Côme tenait ses mains enfoncées dans ses poches, ses yeux dardaient ailleurs au moment où la môme s’enroulait dans son écharpe et disparaissait en-dessous du tissus. Il a chaviré le regard vers elle lorsqu’elle proposait ce rendez-vous entre les rayons de produits ménagers et de papiers toilettes, une sobriété qui ne lui arrachait aucune émotion mais qui lui faisait du bien. Il s’ancrait avec elle dans les traditions du quotidien, comme s'il était une partie de son cosmos à elle où le temps se fige pour un rien pour fuir de plus belle. C’était son don à elle, de la poésie du monde, un truc qui à lui ne lui parlait pas vraiment. Et il la suit dans son sillage, n’avise qu’un bref hochement de tête au caissier de la supérette. Encore, il l’attend, adossé contre le rayonnage inconfortable, zieutant par instant un téléphone qu’il range au fond de sa veste. Genesis requiert son avis et ses opales virent d’elle à la chaîne de papiers toilettes qu’il étudie néanmoins avec désintérêt. « Qu’est-ce que ça change, ils essuient pas d’la même manière t’façon? », au même instant une trombe effrénée d’adolescents les piétinent, poussent sans égard la môme contre les étagères en ferraille. Des enfants emportés par le mistral insouciant. « C’est rien qu’des gosses » qu’il réplique alors qu’elle fouille sur la figure impassible des traces de connivence. L’homme continue de la suivre jusqu’au passage en caisse, derrière eux le carillon chante lorsqu’ils passent la frontière du magasin.
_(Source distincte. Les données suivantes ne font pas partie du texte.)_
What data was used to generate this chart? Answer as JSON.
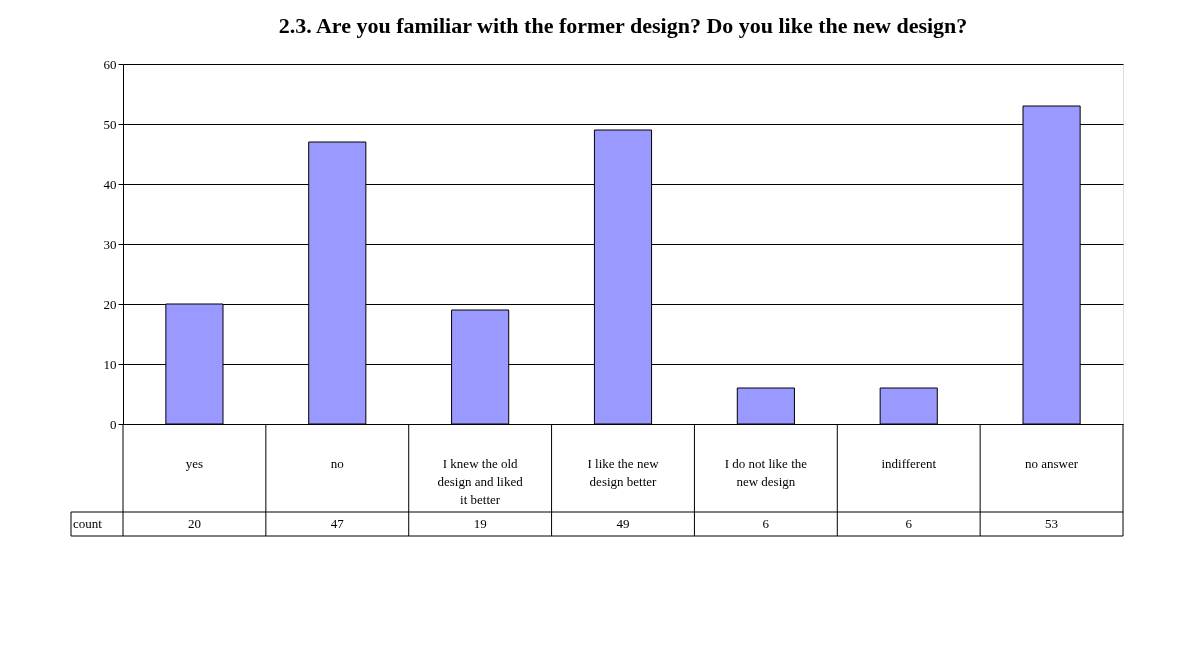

« J’ai toujours du temps à t’accorder », mais il lui avait déjà dit il y a longtemps, sans ces émotions qui attifent de certitude la promesse, mais il lui avait dit. Et c’était probablement la seule qu’il n’avait pas brisé pour l’instant, alors en la réifiant encore, Côme sentait une tourbe de sérénité autour de lui, présent démérité pour un homme de sa trempe. Le ciel noir les couve et les protège, il avance désormais à ses côtés. « J’demande jamais t’sais, j’y pense juste pas, mais j’espère qu’toi ça va ». Le regard animal habituellement si froid s’est dulcifié à la rencontre de sa vulnérabilité, de sa rétine à elle qui s’agrège au bitume, il a dit et a pensé trop fort « t’sais qu’j’suis là, pour n’importe quoi ». Le visage dressé vers l’horizon, il s’opacifie, opère un bref retour à l’état sauvage.